Think You’ve Found The Perfect New Home?

Before you buy ask yourself these key questions, says property journalist Sharon Dale.

Are you letting good looks get in the way of common sense?

A friend of mine bought a house on the basis that it had the country kitchen of her dreams. Seduced by the bright red AGA and Emma Bridgewater pottery on the shabby chic dresser, she made some sacrifices that she now regrets.

She lives close to a noisy road and has only one parking space and a small yard (or courtyard garden as estate agents now call them) instead of the large garden that was on her original wish-list. The fact is she could have recreated that kitchen in a property that ticked more boxes on her wish-list.

Are you glossing over the survey?

Love can make you blind or blasé to a property’s faults. Get a good quality survey and then sit down and add up roughly what it will cost in terms of time, money and disruption to put everything right. This could help you negotiate the price down.

I did just that but after stretching myself to buy my house, it’s taken me ten years, a shed load of money and a lot of hard graft to put everything right… and I still need to replace the old windows and doors. Buying new can relieve you of all this.

Is the size right?

Compromising on square footage can be worthwhile to get the location you really want but if you do this you must work out how you can make the reduced space work for you. You should also check whether you can convert the loft or add a side or rear extension.  A quick look at neighbouring properties to see if they have done something similar may help.

If you need a study/hobby room then you may be able to build a “posh shed” in the garden. Think ahead. Many first-time buyers are opting to jump on to what was traditionally the second step of the ladder. A larger first home that can accommodate children is a future-proof purchase and makes financial sense.

Thanks to stamp duty, estate agency and legal fees, moving is an expensive business. The government-backed Help to Buy equity loan scheme is a good way of getting more house for your money. It is available on many new-build homes. The government lends you up to 20% of the cost of your newly-built home (40% in London), so you'll only need a five per cent cash deposit and a 75% mortgage (55% in London) to make up the rest.
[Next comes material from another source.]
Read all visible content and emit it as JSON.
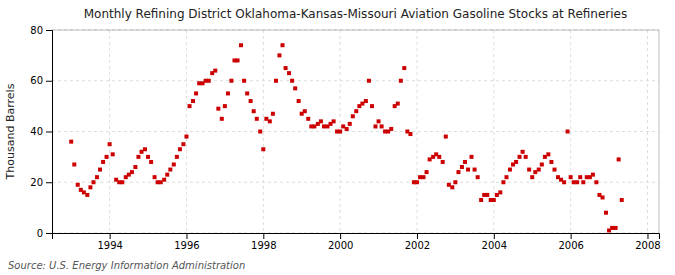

You won't be charged interest on the loan for the first five years of owning your property. Equity loans are available to first-time buyers as well as homeowners looking to move. The home you want to buy must be newly built with a price tag of up to £600,000.
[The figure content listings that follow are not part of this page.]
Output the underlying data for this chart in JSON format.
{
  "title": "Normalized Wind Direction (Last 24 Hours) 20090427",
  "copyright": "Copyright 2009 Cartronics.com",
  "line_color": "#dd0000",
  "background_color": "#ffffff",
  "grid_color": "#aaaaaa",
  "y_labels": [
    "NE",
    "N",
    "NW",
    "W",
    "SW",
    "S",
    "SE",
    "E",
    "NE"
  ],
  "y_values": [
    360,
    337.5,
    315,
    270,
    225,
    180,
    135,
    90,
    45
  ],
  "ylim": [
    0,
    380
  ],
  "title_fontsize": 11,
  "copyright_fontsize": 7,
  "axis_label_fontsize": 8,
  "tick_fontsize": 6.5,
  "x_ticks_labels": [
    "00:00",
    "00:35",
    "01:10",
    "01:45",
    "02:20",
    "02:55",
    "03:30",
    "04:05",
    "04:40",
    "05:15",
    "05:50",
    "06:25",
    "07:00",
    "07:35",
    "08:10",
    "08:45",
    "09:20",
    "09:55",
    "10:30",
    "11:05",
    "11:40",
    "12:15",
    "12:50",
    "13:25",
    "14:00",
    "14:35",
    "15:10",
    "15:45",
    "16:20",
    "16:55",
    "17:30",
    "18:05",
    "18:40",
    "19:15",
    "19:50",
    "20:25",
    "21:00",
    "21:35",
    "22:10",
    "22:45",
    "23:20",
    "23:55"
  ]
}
After five years you will be required to pay an interest fee of 1.75% on the loan. This will rise each year by the increase, if any, in the Retail Prices Index plus 1%. The loan is repayable after 25 years or on the sale of the property/ For more details visit https://www.helptobuy.gov.uk/wp-content/uploads/Help-to-Buy-Buyers-Guide-Feb-160216.pdf
 
How effective are the transport links?

Property brochures often tell you that a home is a mere 30-minute drive from the nearest big town/city i.e. your place of work. However, that will be at the quietest time of day. Test the journey when you expect to travel to and from work and you may find it takes 90 minutes. If there is a rail service then check the cost of tickets and the parking provision at the station if it is not within walking distance.


Are the schools good?

If having children is part of your plan then check out the local schools. This government site enables you to check he performance of primary and secondary schools. You should also check out catchment areas by contacting the school or local authority.  I cannot stress how important this is.

Discovering that the local school is poor or that you aren’t in the catchment area for the best school can lead to disappointment and an expensive and emotionally upsetting move.